Quoique les deux premiers, ordres fussent encore dans la sécurité, et que ceux qui les composoient ne pussent pas prévoir que cette prophètie les regardoit également, cependant quelques nobles n’attendirent pas plus long-tems pour aller au-devant de la nouvelle puissance qui s’avançoit. Un gentilhomme entr’autres, de la maison de Noailles, qui depuis un siècle attiroit à elle la plus grande partie des bienfaits de la cour, l’abandonna, et vint se ranger sous la bannière du tiers-état. Un propos qu’on supposoit qu’il avoit tenu en faveur de cet ordre, donna lieu à deux couplets que je rapporte pour montrer l’opiniâtreté avec laquelle on s’efforçoit de persuader que le clergé et la noblesse, quoiqu’on sut bien le contraire, ne vouloient point contribuer aux charges de l’état.
Un grand voulut prouver que
La France est dans Versailles,
Qu’il faut faire la banque-
Route, et que le tiers n’est que
Canaille, canaille, canaille.
Noailles rit, et répliqua:
Si le tiers est canaille,
Par fierté nous n’avons qu’à
Payer tout pour lui, jusqu’à
La taille, la taille, la taille.
Mais de toutes les conquêtes du tiers-état, aucune ne fut plus importante pour lui que celle qu’il fit parmi les princes même du sang. L’un d’eux, qui jusques-là ne s’étoit livré qu’à des spéculations d’intérêt, qui, pour accroître son patrimoine, avoit eu recours à des voies que je ne veux appeller qu’odieuses, qui enfin avoit toujours bravé et méprisé l’opinion publique, devint tout-à-coup libéral et populaire. Etoit-ce donc par un pressentiment de ce qu’il seroit un jour, qu’un de ses a yeux eut tant de peine à le enter sur la tige des Bourbons?
Saisissant la circonstance de la rigueur excessive d’un hiver si froid qu’aucun homme de la génération actuelle ne se souvenoit d’en avoir vu un semblable, il se livra à des prodigalités que toutes les trompettes de la renommée, que tous les journalistes publièrent avec emphase, et qui le rendirent cher au petit peuple.
Parmi ces libéralités, je n’en citerai qu’une seule, que je ne vois point consignée dans les journeaux du tems. Ce prince passoit un jour dans un des quartiers éloignés du fauxbourg Saint-Germain; il étoit seul dans son cabriolet; il parut ému de l’image de misere qui se présentoit de toute part à lui. Arrivé près le palais Bourbon, il apperçoit deux remises à louer; il s’avance vers la maison qui étoit vis-à-vis, et demande à qui elles appartiennent. On fait venir le propriétaire; le prince les lui loue pour six mois, et trois heures après on vit arriver dans ces remises des cuisines de campagne. Des cuisiniers même du prince y faisoient rôtir de fortes pièces, qu’on distribuoit aux malheureux, avec le pain qui leur étoit nécessaire.

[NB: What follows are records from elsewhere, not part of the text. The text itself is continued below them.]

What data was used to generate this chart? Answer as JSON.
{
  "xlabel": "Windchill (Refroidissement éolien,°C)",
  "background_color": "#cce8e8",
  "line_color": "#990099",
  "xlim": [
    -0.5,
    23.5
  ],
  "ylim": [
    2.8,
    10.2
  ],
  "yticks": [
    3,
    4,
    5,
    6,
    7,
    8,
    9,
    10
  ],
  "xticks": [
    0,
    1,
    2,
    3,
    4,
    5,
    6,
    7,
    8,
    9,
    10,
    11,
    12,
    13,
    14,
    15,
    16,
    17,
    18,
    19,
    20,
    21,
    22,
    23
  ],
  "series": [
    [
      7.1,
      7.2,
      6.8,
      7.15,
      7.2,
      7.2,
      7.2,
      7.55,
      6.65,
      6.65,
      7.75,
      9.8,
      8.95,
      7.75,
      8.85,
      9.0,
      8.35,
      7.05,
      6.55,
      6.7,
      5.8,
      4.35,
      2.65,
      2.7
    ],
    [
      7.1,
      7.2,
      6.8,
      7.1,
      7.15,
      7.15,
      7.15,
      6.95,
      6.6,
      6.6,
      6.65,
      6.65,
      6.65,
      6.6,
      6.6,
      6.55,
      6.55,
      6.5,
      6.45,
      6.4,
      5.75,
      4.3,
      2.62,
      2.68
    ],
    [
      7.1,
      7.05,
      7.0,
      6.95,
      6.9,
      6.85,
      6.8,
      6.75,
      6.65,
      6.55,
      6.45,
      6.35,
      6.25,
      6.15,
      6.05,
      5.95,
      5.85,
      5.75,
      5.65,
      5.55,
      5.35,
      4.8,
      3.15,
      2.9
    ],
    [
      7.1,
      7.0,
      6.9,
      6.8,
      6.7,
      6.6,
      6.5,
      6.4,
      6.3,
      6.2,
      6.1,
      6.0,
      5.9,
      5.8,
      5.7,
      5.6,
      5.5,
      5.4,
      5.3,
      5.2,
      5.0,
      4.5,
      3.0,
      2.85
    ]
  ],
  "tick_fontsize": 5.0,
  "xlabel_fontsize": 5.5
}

De pareilles générosités étoient répétées dans presque tous les quartiers, et elles étoient sans bornes dans une des principales paroisses de la capitale. Les gens éclairés s’en alarmèrent, et la multitude, qui n’avoient jamais pu estimer ce prince, commença à lui témoigner moins de mépris et d’aversion. Je ne veux point sonder les motifs de la haine secrete qu’on lui supposoit pour ses souverains et plus particulièrement pour la reine; mais si cette haine étoit réelle, il est vraisemblable que, croyant l’occasion favorable pour ne plus contraindre ses penchans, il l’auroit saisie avec joie, et se seroit enfoncé dans ce labyrinthe, dont n’auroient pu ensuite le tirer les forfaits du6octobre; et dans cette supposition, il faudroit ajouter foi a l’opinion qui veut qu’il ait été, tout-à-la-fois, l’instrument et le moteur des hommes les plus vils du royaume; il est vraisemblable encore qu’aux premières idées de vengeance, se seroient bientôt mêlés les mouvemens d’une ambition que le régicide seul auroit pu satisfaire.
Ici finit l’histoire des convulsions qui ont précédé l’anéantissement de la monarchie; ici commence un nouvel ordre de chose. Tout ce qui suit est l’histoire même de la révolution; elle naît à l’époque où furent promulguées les lettres pour la convocation des états-généraux. Dès cet instant, les opinions, les hommes, les événemens, tout se dirige avec rapidité vers le but où une force irrésistible semble nous avoir entraînés.